They rolled into the stubble and turned. The cruisers rolled faster now. Stubble to right, shoulder-high grass to the left. Far ahead, birds were wheeling and diving. Big dark birds: scavengers.
Kaywerbrimmis touched his handguns for reassurance. Muzzle-loading, the barrel as long as his forearm. Big Sabarokaresh eased back into the turret. The top of the payload shell housed the cannon, and that might be needed. The other wagons were swinging left and right, covering Kay’s wagon so that he could investigate in safety.
The birds wheeled away. They’d left black feathers everywhere. Twenty big birds, gorged until they could hardly fly. What might feed so many?
Bodies. Little hominids with pointy skulls, lying some in stubble, some in uncut grass, stripped of most of their meat. Hundreds! They might have been children, but the children among them were even smaller.
Vala looked for clothing. In strange terrain you never knew which hominids might be intelligent.
Sabarokaresh dropped to earth, gun in hand. Kaywerbrimmis hesitated; but nothing sudden popped out of the grass, and he followed. Foranayeedli popped a sleepy head through the window and gaped. She was a girl of sixty falans or so, just reaching mating age.
“Since last night,” Kay said presently.
The smell of corruption wasn’t strong yet. If Ghouls hadn’t arrived before the birds, then these victims must have been slain near dawn. Vala asked, “How did they die? If this is local Grass Giant practice, we want none of it.”

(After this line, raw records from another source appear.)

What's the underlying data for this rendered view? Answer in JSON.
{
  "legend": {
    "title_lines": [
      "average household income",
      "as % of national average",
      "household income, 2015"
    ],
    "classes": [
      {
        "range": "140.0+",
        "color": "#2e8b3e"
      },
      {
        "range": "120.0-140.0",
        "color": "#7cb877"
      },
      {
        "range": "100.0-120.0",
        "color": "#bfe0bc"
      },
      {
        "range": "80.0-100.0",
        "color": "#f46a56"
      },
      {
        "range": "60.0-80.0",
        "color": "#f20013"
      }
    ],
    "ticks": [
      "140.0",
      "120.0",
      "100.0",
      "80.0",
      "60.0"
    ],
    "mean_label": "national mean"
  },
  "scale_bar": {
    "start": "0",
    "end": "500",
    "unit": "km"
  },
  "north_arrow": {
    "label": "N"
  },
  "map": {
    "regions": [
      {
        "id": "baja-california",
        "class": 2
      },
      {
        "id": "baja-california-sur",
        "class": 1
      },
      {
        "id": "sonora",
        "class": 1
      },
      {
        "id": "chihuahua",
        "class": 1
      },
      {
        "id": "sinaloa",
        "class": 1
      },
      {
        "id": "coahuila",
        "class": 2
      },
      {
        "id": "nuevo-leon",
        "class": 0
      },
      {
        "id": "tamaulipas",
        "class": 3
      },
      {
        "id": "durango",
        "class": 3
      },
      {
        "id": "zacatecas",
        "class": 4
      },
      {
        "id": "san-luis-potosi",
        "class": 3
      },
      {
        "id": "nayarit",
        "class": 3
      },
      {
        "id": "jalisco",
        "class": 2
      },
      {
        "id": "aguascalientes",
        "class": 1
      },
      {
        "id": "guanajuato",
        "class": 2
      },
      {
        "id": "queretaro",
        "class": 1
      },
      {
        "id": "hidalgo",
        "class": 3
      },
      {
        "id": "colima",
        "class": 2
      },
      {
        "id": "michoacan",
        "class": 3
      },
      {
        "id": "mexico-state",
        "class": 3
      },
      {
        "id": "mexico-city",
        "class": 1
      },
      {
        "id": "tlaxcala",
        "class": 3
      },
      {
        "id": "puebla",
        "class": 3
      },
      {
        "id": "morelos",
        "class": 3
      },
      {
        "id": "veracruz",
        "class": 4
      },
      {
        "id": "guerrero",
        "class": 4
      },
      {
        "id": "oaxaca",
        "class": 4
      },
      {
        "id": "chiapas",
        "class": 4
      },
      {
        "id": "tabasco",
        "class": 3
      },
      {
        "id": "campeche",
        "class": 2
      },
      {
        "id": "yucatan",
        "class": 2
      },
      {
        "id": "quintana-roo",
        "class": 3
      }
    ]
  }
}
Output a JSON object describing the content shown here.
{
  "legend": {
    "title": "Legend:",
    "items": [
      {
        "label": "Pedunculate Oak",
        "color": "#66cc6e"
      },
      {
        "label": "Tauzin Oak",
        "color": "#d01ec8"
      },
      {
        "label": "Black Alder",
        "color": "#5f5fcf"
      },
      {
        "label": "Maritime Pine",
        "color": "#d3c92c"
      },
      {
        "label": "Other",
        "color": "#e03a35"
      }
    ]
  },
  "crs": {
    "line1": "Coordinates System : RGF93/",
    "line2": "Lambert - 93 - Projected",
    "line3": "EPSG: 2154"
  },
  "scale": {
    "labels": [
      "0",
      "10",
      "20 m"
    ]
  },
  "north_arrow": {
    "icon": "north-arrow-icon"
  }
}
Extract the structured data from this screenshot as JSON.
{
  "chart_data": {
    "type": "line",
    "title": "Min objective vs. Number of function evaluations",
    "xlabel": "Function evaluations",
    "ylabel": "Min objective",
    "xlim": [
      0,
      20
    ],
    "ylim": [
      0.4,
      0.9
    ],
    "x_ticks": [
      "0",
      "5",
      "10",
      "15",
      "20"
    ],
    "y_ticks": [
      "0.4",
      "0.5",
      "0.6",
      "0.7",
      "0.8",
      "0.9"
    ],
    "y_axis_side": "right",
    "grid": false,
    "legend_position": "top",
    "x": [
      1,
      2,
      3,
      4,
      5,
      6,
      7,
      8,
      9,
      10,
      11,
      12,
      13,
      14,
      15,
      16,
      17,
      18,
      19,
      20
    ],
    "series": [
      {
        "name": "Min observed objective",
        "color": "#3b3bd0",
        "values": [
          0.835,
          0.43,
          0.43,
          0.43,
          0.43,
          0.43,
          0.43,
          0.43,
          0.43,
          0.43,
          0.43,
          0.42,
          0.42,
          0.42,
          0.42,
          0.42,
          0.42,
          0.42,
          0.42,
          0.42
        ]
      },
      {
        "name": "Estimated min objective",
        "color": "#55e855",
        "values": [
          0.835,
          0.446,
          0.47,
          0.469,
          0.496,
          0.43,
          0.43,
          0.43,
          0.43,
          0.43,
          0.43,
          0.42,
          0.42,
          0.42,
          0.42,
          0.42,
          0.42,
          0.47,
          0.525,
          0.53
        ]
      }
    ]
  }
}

“This could’ve been done by birds. Cracked bones, see? But cracked by big beaks, for marrow. These are Gleaners, Boss. See, this is how they dress, in feathers. They follow the harvesters. The Gleaners hunt smeerps, firedots, anything that digs. Cutting the grass exposes the burrows.”
— Feathers, right. These feathers were black and red and purple-green, not just black. “So what happened here?”